Non. Nous commençons à prendre conscience qu’une régulation devient nécessaire, parce que ce que l’on observe est très loin d’être satisfaisant. Pour l’instant hélas, on fait de mauvais choix économiques et sociétaux : Google lance un fond de soutien à la presse, Facebook finance la formation des jeunes de banlieue… Cela s’appelle de l’influence et la clé de répartition ressemble fortement à une stratégie marketing.

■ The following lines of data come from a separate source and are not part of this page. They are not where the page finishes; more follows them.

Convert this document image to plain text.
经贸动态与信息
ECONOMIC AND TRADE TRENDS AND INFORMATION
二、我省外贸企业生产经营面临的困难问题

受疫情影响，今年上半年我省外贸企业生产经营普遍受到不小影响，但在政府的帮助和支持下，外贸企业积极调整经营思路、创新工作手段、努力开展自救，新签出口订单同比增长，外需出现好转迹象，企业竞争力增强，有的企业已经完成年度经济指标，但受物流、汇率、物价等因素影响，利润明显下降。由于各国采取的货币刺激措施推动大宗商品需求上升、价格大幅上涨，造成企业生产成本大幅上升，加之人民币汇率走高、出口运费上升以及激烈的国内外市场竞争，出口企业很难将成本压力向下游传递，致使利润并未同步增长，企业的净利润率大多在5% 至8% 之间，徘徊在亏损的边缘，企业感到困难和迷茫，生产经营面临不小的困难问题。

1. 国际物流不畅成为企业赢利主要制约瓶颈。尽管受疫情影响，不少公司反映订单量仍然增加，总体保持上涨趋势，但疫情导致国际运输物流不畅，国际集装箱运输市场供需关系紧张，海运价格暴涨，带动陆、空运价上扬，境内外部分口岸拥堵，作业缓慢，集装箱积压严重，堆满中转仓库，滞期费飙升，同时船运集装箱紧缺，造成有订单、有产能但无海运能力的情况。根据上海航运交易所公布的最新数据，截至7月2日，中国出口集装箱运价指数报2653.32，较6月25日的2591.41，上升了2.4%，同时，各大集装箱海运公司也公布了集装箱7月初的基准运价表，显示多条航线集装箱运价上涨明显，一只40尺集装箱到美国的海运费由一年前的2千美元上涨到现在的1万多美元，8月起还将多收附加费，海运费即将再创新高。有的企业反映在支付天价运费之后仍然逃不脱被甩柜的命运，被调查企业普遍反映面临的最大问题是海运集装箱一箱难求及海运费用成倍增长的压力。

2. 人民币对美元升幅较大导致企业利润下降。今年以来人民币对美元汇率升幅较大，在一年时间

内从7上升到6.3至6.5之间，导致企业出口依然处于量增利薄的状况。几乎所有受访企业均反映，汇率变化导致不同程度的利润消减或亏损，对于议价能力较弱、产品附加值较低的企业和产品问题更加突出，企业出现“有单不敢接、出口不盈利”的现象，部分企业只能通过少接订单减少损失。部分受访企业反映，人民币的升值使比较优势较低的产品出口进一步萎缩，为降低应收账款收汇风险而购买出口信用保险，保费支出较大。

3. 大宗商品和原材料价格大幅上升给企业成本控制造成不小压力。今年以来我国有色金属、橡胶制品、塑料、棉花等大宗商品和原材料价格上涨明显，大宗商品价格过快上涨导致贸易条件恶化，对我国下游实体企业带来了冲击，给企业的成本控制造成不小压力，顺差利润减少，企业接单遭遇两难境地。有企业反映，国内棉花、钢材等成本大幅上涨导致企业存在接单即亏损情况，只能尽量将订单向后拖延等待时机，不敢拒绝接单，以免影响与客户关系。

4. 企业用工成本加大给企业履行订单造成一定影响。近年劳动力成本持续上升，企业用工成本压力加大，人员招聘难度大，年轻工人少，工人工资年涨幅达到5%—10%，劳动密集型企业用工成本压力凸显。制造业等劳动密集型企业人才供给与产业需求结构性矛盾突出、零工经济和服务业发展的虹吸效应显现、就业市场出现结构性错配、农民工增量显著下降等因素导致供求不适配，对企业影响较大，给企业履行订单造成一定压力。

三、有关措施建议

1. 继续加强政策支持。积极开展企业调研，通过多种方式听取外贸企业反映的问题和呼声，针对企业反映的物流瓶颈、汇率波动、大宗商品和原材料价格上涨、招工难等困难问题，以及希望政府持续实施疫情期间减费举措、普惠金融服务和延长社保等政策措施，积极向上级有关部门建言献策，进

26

La collecte des données par les GAFA et leur usage est devenue une vraie question de société. C’est un état de fait. Il faut aussi tenir compte de la valeur que ces ensembles génèrent et de leurs contreparties, voire des préjudices qu’ils peuvent causer. Il est indiscutable que les GAFA génèrent de la valeur et des gains d’efficacité pour les annonceurs, mais rien de cela n’est gratuit : ils ont un impact néfaste sur le fonctionnement de la société qu’il s’agisse de la socialisation des jeunes ou de la manipulation des élections. Les dernières déclarations du Président américain montre que le problème n’est pour une fois pas que franco-français. Reste à savoir si la valeur qu’ils génèrent est supérieure aux dégâts qu’ils sont en train de causer. La commodité des GAFA est-elle en train de devenir tyrannie ? Il me semble que nous arrivons à un point de bascule qui n’est pas forcément le même à Washington, à Beijing ou à Paris car nos valeurs sociales ne sont pas les mêmes.